Deixou uma biografia repleta de momentos difíceis, de sacrifício, trágicos até, como foi a epopeia da maioria dos imigrantes que, assim como ela , deixou o Japão ainda criança, junto com pais e irmãos, em busca de uma vida melhor e mais digna no Brasil. Mas, apesar de todos os percalços enfrentados, nunca perdeu a esperança de um futuro melhor para si e principalmente para seus filhos.
Deixou um legado que a família só pode se orgulhar e reverenciar. Sua ausência é sentida em cada reunião de família, em cada risada compartilhada, nas viagens e passeios que fazíamos, nos quais sua presença era sinônimo de alegria e disposição. O vazio deixa uma saudade que, apesar de dolorosa, se transforma em gratidão pelas memórias que foram construídas.

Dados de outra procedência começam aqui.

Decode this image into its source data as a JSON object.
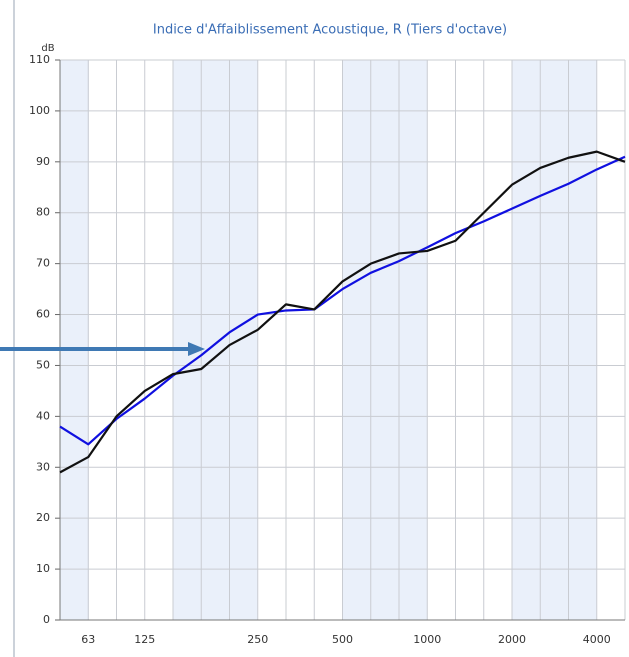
{
  "chart_data": {
    "type": "line",
    "title": "Indice d'Affaiblissement Acoustique, R (Tiers d'octave)",
    "y_unit": "dB",
    "categories": [
      null,
      "63",
      null,
      "125",
      null,
      null,
      null,
      "250",
      null,
      null,
      "500",
      null,
      null,
      "1000",
      null,
      null,
      "2000",
      null,
      null,
      "4000",
      null
    ],
    "series": [
      {
        "color": "#1010e0",
        "values": [
          38,
          34.5,
          39.5,
          43.5,
          48,
          52,
          56.5,
          60,
          60.8,
          61,
          65,
          68.2,
          70.5,
          73.2,
          76,
          78.3,
          80.8,
          83.3,
          85.7,
          88.5,
          91
        ]
      },
      {
        "color": "#111111",
        "values": [
          29,
          32,
          40,
          45,
          48.3,
          49.3,
          54,
          57,
          62,
          61,
          66.5,
          70,
          72,
          72.5,
          74.5,
          80,
          85.5,
          88.8,
          90.8,
          92,
          90
        ]
      }
    ],
    "ylim": [
      0,
      110
    ],
    "yticks": [
      0,
      10,
      20,
      30,
      40,
      50,
      60,
      70,
      80,
      90,
      100,
      110
    ],
    "grid": true
  }
}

As Rosas que se foram nos deixam lições profundas que ecoarão em nossas vidas. A fragilidade da vida nos convida a valorizar cada momento, a cultivar relações e a expressar nosso afeto enquanto ainda é tempo. A dor da ausência é intensa, mas cada lembrança traz à tona sorrisos compartilhados e a certeza de que, apesar da tristeza, é preciso celebrar as vidas que impactaram a nossa. Rosa e D. Aiko, em sua singularidade, deixaram um legado de amor, de força e perseverança que nunca se apagará da nossa memória.
Assim, ao refletir sobre essas partidas, percebo que as Rosas que se foram não seriam felizes em ver florescer apenas a saudade. Elas nos ensinaram a seguir em frente, a ser gratos e a permanecer juntos, mesmo em tempos difíceis. A vida, com suas idas e vindas, nos lembra que cada flor tem o seu tempo, mas o amor que compartilhamos permanece eternamente, aquecendo nossos corações e nos guiando para a frente.
Em tempo: mais de mil pessoas compareceram ao velório da inesquecível Rosa, para levar o seu último adeus e na Missa do 7º Dia a Igreja foi pequena diante da significativa presença de amigos que compareceram para dedicar suas preces à derradeira e mais bonita jornada que Rosa estará realizando.